Delivery Man: Sorry mate, your parcel got damaged in transit and it came open. Looks like the contents are missing.
Me: Oh no, seriously?
DM: Yeah, look, there’s nothing in here but bubble wrap. Any idea what was supposed to be in here?
Me: I can’t remember. I’ve ordered a few things recently. How annoying.
DM: No worries mate, I’ll just take it back to the depot and report it damaged. They’ll send you a new one.
Me: Hang on…. It’s ok. Just remembered, I ordered a load of bubble wrap.
A friend was crashing over at mine. He was sleeping on my sofa-bed, in the lounge (with a door that was broken and couldn’t be closed properly).
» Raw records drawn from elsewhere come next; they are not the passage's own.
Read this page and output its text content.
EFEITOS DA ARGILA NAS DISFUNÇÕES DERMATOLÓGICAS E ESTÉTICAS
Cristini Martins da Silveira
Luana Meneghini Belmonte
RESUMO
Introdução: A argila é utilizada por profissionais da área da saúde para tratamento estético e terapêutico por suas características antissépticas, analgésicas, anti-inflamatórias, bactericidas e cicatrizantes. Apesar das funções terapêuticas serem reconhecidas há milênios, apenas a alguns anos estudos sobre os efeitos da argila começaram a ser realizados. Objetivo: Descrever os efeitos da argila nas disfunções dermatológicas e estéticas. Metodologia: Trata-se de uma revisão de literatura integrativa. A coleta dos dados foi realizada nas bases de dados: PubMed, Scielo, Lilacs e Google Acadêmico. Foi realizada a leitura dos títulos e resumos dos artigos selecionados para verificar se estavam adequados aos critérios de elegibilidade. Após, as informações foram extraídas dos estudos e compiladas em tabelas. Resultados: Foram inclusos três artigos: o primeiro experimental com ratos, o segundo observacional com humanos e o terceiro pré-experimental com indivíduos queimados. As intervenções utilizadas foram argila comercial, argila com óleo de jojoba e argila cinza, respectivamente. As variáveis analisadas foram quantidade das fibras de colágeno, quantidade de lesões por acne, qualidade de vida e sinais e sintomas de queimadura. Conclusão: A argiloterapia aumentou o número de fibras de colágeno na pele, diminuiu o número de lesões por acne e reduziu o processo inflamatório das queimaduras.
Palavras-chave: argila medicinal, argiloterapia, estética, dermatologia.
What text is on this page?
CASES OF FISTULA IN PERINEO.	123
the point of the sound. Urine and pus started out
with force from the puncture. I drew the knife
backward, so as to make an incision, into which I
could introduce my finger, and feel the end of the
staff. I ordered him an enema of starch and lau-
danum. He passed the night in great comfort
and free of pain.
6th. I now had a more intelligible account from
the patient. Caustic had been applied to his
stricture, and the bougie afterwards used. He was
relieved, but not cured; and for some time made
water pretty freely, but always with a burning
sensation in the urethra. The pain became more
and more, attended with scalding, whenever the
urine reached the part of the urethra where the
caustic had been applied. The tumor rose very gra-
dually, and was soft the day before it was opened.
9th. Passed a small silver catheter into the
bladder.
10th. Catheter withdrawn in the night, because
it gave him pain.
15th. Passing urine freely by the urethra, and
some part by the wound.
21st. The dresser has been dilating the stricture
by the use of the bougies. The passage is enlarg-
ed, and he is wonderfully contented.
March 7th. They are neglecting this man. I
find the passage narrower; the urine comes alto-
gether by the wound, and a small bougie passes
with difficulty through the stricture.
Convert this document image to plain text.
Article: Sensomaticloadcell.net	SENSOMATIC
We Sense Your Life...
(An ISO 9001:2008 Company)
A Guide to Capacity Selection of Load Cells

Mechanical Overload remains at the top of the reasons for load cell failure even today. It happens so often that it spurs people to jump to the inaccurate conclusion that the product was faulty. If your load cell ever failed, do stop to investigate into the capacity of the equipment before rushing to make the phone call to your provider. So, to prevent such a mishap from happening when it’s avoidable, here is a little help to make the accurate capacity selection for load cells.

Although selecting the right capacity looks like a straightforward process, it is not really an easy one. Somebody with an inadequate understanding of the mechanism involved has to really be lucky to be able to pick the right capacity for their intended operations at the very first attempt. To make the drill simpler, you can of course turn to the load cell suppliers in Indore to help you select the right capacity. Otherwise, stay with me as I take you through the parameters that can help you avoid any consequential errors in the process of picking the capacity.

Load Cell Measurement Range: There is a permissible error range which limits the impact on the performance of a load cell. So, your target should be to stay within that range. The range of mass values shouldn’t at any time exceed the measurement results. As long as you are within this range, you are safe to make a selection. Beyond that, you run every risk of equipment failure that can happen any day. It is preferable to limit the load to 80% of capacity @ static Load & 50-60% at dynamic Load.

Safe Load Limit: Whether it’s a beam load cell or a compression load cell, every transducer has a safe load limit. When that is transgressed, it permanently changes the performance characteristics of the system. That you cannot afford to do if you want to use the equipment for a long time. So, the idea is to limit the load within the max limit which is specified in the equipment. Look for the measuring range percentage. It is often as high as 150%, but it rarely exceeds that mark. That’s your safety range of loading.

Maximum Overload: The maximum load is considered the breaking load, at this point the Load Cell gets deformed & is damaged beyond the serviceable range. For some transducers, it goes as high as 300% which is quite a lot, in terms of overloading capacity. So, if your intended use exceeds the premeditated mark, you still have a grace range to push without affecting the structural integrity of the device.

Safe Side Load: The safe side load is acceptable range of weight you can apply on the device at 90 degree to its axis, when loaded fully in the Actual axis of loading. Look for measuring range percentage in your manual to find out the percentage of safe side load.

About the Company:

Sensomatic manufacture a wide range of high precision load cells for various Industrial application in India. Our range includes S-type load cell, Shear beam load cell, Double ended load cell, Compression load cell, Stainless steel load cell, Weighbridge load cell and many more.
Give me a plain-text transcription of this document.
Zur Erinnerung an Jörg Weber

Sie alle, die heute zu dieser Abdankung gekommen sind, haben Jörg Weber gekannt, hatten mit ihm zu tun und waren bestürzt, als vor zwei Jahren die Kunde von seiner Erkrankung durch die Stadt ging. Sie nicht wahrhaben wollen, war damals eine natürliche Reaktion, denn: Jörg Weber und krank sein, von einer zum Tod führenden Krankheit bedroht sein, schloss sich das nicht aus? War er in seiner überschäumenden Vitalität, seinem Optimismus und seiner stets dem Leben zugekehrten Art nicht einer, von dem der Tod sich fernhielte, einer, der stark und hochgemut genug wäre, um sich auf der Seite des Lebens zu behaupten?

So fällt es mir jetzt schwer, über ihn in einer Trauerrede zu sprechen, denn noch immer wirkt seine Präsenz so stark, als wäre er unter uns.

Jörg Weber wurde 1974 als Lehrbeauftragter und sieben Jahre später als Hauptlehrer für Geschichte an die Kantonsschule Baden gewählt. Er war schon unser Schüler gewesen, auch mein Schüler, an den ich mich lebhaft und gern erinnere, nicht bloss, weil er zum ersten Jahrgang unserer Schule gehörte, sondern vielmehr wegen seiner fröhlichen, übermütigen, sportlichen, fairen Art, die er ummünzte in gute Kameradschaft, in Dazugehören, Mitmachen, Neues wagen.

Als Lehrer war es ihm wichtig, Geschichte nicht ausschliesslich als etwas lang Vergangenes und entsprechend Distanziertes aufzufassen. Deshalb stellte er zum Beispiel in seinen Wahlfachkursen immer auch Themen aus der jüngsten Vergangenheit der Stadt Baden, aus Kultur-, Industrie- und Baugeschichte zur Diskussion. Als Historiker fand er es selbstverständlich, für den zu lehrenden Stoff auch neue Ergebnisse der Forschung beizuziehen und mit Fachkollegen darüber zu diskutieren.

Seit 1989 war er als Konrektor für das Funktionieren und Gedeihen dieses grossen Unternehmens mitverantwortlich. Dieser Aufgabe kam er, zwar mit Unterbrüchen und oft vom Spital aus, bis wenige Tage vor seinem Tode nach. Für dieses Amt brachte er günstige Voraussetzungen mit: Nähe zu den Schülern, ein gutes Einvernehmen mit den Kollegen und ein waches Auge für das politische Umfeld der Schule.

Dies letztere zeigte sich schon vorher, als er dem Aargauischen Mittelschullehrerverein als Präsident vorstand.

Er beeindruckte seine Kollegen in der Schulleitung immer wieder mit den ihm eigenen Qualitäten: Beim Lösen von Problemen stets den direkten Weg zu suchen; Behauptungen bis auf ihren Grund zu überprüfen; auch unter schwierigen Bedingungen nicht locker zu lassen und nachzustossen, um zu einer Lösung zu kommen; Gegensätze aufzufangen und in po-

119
It was bed-time, so I said goodnight to my mate and then waltzed off to the bathroom to take off my contact lenses. Then—realising that I’d forgotten to tell him something important—I wandered back into the lounge without bothering to put my glasses on. I really am short-sighted, so my friend was just a fuzzy blob.
So, I was chatting away at him, but he was acting rather strangely and not really replying, which seemed a bit weird. After a few minutes, I squinted a bit more at him and realised that he wasn’t just a fuzzy blob, he was an entirely pink fuzzy blob. And why would he be entirely pink? Because he’s not wearing any… ohhhhh….! I stopped talking mid-word, and hurried out of the room.
It must have been ever so odd for my mate: he was getting changed for bed, completely starkers, and I’d wandered in and struck up a conversation with him like nothing unusual was happening.
He never stayed again. I can’t say I blame him.